Please explain to me, slowly, how knocking 15 per cent off that makes any meaningful difference. It doesn’t. It barely scratches the surface.

And this is before we even get to the rest of the damage. The rise in employer national insurance contributions, the forced rises in the minimum wage, and the removal of business rates relief.

Keir Starmer pulling a pint (left), Adam Brooks (right)This latest U-turn is a fig leaf for a bigger body blow. Let me explain the economics of my pub - Adam Brooks |

Getty Images

Taken together, those decisions from just her first two budgets have added between £30,000 and £40,000 a year in extra costs to my small business alone.

That is real money. Money that has to come from somewhere, usually by cutting staff hours, raising prices, delaying investment, or shutting the doors altogether.

I can already see what is coming. Thousands of pubs will close this year. Thousands of restaurants, cafes and hotels will follow. Not because people do not want them, but because they have become financially unsustainable under a Government that does not understand how hospitality works, or worse, does not care.

Let’s talk about a pint of beer. On average, a publican earns about 15 pence on a pint. That is it. On a £5.50 pint, the Government takes around £2 in tax once you factor in VAT, excise duty, business rates and all the hidden stealth taxes piled on top. Fifteen pence for the person running the business. Two pounds for the state. And they wonder why pubs are closing.

Successive governments have allowed pubs to disappear from our high streets and villages.

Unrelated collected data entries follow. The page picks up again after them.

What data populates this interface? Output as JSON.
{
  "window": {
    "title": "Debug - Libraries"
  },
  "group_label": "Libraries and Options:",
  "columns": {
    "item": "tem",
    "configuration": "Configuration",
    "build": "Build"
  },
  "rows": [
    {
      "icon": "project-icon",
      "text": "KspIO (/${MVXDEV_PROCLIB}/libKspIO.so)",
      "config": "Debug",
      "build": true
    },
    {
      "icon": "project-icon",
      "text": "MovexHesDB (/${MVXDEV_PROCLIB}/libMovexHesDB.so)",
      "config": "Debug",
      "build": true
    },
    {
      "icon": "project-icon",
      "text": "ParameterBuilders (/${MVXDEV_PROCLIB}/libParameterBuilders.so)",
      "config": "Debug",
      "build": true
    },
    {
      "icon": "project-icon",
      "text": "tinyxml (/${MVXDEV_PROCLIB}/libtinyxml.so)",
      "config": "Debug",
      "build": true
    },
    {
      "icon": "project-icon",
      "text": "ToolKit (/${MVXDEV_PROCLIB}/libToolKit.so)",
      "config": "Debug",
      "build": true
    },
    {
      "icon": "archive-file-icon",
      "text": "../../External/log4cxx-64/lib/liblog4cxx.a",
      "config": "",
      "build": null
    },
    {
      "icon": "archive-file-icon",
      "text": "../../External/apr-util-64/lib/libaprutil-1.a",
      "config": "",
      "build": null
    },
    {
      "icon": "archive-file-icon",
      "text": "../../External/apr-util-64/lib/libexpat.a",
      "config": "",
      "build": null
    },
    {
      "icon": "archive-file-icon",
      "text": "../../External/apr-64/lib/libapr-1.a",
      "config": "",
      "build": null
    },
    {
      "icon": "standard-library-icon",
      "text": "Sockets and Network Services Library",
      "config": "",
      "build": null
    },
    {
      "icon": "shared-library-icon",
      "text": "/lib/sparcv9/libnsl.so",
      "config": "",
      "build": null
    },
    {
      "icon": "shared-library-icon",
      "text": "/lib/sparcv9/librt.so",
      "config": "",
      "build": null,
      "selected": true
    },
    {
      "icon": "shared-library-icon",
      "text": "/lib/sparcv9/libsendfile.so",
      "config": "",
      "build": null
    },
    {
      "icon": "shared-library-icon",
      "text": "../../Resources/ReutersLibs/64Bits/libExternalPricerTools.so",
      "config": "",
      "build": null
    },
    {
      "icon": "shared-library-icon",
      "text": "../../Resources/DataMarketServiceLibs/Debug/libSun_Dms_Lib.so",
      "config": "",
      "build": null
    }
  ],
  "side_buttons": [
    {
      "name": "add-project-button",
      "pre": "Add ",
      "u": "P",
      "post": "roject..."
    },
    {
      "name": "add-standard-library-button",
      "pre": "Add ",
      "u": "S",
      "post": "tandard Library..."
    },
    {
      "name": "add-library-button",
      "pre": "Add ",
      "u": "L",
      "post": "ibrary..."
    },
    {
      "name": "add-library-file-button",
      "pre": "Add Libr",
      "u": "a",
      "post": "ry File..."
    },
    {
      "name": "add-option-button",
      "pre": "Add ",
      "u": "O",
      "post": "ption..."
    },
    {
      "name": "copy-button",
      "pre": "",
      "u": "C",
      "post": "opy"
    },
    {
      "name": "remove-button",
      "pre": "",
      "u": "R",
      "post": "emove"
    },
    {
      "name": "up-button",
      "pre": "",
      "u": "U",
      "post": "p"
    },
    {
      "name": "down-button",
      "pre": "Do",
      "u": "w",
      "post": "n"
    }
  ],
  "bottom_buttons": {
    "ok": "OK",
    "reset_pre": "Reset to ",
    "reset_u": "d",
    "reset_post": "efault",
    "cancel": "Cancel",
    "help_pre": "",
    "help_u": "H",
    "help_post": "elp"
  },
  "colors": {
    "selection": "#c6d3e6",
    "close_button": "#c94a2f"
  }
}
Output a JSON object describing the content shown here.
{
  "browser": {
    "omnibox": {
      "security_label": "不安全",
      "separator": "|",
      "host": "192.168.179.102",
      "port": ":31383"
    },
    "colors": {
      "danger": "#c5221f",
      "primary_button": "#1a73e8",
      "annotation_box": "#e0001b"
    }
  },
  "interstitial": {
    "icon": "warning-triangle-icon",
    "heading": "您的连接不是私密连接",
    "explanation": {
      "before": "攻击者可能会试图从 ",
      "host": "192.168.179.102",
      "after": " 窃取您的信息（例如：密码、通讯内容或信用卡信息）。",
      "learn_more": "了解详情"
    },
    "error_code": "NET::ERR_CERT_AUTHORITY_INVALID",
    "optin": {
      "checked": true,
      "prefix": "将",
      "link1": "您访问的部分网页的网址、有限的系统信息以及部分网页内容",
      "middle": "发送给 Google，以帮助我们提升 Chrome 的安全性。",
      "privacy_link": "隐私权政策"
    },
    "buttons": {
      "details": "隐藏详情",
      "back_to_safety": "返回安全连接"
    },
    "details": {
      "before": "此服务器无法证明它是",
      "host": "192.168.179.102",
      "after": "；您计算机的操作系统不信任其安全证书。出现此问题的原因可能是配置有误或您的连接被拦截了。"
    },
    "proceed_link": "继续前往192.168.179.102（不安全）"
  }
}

Some have even encouraged it through neglect and bad policy.

Now Labour are here to finish the job. Rachel Reeves is either the most clueless Chancellor this country has ever seen, or she knows exactly what she is doing. I will let you decide, but it is one or the other. She is either dangerously incompetent or deliberately destructive. Neither is acceptable.

Since Labour came to power, hundreds of thousands of hospitality jobs have already been lost. Businesses are closing, and pubs are shutting at a record rate. Yet we are told everything is fine and that a 15 per cent discount is some kind of victory.

How can anyone defend this? How can anyone look hospitality workers in the eye and pretend this is support?

Labour MPs remain barred from my pub. That notice is still in the window, and it is not coming down. Nearly 2,000 publicans and hospitality owners are part of this movement already, and now I see restaurants, cafes and hotels doing the same.

This is not stubbornness. It is simply survival.